- The SA government plans to introduce a road user charge for electric vehicles
- It has packaged the tax with a subsidy on purchases
- A group of electric car supporters want them to be exempt from stamp duty
Environmental groups and businesses connected with electric cars have called for the vehicles to be exempt from stamp duty if a tax on how many kilometres they drive passes South Australian Parliament.
The state government has already announced a $3,000 subsidy for the first 6,000 electric cars sold each year — but it only plans to introduce the discount if a road user charge on kilometres driven, announced in last year’s state budget, is also passed.
Waiving stamp duty on electric cars would save buyers between $1,500 and $8,000 depending on the value of their purchase.
Signatories to the letter to state politicians include Mitsubishi, Volkswagen, the Electric Vehicle Council, Solar Citizens, Conservation SA, Doctors for the Environment Australia and The Australia Institute.
As well as calling for a stamp duty waiver, they also want the planned subsidy implemented.
The Australia Institute’s South Australian director, Noah Schultz-Byard, said a survey had found seven out of 10 South Australians would be less likely to buy an electric vehicle (EV) if the government introduced the road user charge.
“That’s why we’re saying if the government’s going to introduce their EV tax, they also need to support the sector by permanently abolishing stamp duty on all EV sales,” he said.
The government has put off introducing the tax until 2027 or when electric vehicles make up 30 per cent of all new vehicle sales.
It would eventually help recuperate lower tax collected from the fuel tax excise as more people turn to electric cars.

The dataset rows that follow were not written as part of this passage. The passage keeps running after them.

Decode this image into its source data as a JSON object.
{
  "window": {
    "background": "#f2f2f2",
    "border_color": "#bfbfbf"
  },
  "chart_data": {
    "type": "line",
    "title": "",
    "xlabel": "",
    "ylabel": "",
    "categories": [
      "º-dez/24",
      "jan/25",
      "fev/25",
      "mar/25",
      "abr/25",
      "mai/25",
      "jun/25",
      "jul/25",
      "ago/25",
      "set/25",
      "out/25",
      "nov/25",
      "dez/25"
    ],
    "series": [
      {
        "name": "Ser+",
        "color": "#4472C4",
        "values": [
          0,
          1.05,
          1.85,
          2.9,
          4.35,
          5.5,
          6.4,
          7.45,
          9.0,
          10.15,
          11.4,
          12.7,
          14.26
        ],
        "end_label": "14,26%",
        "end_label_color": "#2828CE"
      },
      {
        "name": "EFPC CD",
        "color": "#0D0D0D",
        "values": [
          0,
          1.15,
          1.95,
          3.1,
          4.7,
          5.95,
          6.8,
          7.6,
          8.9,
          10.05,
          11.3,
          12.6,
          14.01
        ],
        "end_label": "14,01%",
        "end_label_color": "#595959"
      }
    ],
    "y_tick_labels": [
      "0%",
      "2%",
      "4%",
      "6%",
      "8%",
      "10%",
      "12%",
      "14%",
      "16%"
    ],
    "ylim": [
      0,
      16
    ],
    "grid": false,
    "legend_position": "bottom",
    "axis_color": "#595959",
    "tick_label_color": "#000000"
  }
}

The proposed subsidy would come in on July 1 next year, after the March state election, and would cost the government $36 million.
Government promotes backers
Following the publication of the letter, the state government this afternoon promoted support of its policy from the Royal Automobile Association of South Australia (RAA), the Federal Chamber of Automotive Industries and Business SA.
“The delay of the road user charge, along with an incentive package, should support EV uptake and ensure we have a sustainable transport funding model going forward,” RAA mobility technology specialist Mark Borlace said.
Treasurer Rob Lucas said it was important there was a “long-term sustainable model for critical road funding”.
“They know, as the state transitions towards a higher concentration of zero and low emission vehicles, it’s vital to ensure all vehicle owners, regardless of what car they drive, contribute to the upkeep of our roads into the future,” he said.
The Opposition and crossbenchers oppose a road user charge.
“Car manufacturers and groups see there is a future in this industry, and they want the Marshall Liberal government to back them in — not enforce more taxes,” Labor environment spokeswoman Susan Close said.
The Victorian, NSW and Tasmanian government have all announced road user charges following the South Australian government’s lead.
The Victorian incentive program is similar to South Australia, with a $3,000 subsidy offered on cheaper electric vehicles.
NSW has promised stamp duty waivers and a $3,000 rebate, while Tasmania has promised a two-year stamp duty waiver.